# Basic polishing question



## matthewwoodward (Apr 22, 2011)

Hi Guys,
When I get my TT I am gonna wash her then give her a good going over with clay then rinse again.
My question is, I have autoglym HD wax. Do I apply this and this alone or is there a step before and/or after such as a sealant or something?>
Matt


----------



## SteveTDCi (Nov 10, 2009)

www.detailingworld.com

have a look and then post any questions


----------



## matthewwoodward (Apr 22, 2011)

Thanks Steve but it asked me to login and im not a member


----------



## TheMetalMan0 (Jun 30, 2009)

Basic wash routine:


Snow Foam/Rinse[/*]
Wash (2BM)[/*]
Rinse[/*]
Clay[/*]
Rinse[/*]
Dry[/*]
Polish[/*]
Seal[/*]

that's the basic routine I use anyway, obviously everyone will be different


----------



## SteveTDCi (Nov 10, 2009)

hmmm, i didn't think you had to be registered, try

http://www.detailingworld.co.uk/forum/index.php


----------



## FrogPrince (Oct 10, 2010)

I have a new TT (build week nine or ten). There are no blemishes. If a polish is abrasive, I take it I don't need it?

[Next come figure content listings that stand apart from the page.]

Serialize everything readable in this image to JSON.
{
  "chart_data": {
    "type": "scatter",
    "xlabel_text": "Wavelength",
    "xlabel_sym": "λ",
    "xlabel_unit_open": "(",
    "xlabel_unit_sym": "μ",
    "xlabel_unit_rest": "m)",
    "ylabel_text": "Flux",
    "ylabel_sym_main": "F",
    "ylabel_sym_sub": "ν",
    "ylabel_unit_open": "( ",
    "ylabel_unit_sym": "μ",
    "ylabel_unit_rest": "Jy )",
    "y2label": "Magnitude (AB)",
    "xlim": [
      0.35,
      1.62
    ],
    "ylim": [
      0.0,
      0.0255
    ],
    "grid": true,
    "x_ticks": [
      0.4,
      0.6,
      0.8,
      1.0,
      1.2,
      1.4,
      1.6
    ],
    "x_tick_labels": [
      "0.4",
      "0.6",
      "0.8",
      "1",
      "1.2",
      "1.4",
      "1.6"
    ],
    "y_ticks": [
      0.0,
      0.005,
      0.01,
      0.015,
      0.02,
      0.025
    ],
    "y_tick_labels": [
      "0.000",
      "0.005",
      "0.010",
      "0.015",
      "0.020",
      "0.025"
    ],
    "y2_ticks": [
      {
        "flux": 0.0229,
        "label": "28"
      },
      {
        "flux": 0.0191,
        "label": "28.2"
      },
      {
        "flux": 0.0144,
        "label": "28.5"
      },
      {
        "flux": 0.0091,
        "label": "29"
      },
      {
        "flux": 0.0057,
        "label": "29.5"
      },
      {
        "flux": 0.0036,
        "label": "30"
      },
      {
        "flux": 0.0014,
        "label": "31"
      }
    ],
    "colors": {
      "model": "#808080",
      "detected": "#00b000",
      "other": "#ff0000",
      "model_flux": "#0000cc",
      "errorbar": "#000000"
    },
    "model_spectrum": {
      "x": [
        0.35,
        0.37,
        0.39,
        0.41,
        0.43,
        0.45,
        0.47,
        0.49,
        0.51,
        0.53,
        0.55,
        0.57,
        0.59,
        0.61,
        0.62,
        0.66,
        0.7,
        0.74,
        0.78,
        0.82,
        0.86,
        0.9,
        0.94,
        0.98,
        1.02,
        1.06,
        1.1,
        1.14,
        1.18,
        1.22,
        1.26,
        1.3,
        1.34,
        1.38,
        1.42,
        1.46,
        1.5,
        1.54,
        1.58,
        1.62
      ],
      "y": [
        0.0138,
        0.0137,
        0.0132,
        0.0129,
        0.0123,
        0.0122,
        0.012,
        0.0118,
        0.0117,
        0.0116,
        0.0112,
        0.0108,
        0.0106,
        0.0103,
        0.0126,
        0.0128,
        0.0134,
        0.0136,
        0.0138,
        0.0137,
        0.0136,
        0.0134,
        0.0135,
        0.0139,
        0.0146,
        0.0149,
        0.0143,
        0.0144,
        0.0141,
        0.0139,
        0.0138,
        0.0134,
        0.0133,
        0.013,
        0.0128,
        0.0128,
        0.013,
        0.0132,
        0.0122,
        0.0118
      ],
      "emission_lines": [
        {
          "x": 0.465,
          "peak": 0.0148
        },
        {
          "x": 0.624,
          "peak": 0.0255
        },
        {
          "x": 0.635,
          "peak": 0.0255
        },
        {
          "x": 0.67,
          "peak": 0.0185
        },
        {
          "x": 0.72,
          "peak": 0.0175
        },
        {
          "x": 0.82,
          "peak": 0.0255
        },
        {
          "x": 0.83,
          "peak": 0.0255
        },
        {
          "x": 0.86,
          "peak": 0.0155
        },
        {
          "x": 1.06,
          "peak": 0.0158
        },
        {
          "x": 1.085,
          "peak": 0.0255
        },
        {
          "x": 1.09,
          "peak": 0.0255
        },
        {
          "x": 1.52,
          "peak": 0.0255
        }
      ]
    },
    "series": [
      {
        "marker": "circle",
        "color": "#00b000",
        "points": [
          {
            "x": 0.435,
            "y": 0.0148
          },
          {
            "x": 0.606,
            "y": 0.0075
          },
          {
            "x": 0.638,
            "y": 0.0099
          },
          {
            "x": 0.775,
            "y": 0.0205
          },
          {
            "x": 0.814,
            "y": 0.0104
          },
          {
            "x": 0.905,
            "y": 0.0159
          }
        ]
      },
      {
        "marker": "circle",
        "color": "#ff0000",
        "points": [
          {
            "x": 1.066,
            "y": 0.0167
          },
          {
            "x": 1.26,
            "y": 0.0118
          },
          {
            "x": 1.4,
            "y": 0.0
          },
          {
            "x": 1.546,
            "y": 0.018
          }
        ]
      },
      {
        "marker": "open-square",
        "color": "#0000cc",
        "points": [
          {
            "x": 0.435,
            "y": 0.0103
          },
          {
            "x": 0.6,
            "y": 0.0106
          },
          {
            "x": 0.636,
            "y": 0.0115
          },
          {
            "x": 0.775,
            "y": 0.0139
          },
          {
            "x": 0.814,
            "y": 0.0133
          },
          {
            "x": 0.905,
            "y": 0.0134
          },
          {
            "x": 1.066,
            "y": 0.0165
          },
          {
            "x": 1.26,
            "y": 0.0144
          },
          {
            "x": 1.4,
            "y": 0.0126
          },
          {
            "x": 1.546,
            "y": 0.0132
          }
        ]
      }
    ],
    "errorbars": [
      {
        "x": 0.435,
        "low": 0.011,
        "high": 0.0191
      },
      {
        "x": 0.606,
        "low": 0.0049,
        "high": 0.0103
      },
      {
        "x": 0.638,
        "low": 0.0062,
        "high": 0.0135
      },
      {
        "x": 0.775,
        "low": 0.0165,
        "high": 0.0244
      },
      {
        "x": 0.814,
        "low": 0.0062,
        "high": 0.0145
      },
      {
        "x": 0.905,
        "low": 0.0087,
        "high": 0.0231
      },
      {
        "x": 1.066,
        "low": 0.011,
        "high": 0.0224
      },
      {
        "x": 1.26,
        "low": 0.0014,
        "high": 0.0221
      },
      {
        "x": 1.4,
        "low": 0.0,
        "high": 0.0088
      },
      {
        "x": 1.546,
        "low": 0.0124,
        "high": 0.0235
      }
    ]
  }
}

Can I get away with using just a "wash and wax" shampoo? I bought a bottle of Car Plan Triplewax shampoo (half price at Sainsbury's). Apparently, it once won a prize.

I am new to all of this.


----------



## denTTed (Feb 21, 2007)

If you have a new car prepped by Audi then it probably needs a full correction :lol: . I would cleanse, de tar and clay, I would polish but thats just me with the low down menzerna that I can't rmember the name of, then seal the AG HD wax is suposed to be very good. I prefer the chemicals guys stuff, but each to there own.

Go on to detailing world, but it can get a bit obsessive, and you will apply swirls at the very first wash so don't get too drawn into it, you could spend your life trying to correct it.


----------



## mrdemon (Apr 20, 2005)

matthewwoodward said:


> Hi Guys,
> When I get my TT I am gonna wash her then give her a good going over with clay then rinse again.
> My question is, I have autoglym HD wax. Do I apply this and this alone or is there a step before and/or after such as a sealant or something?>
> Matt


yes you can just HD wax after clay no problem

use loads and loads of slippy stuff when claying, I have seen a lot of people put swirls in their car with a clay bar.


----------



## steeve (Jul 8, 2010)

Wax wash? If your going to wax it, then wax it, I cant imagine you getting much wax applied from a wax wash Or it would bugger up your windscreen.
Use a proper wax (is AH HD abrasive?) then use a proper shampoo that wont strip it all of again.


----------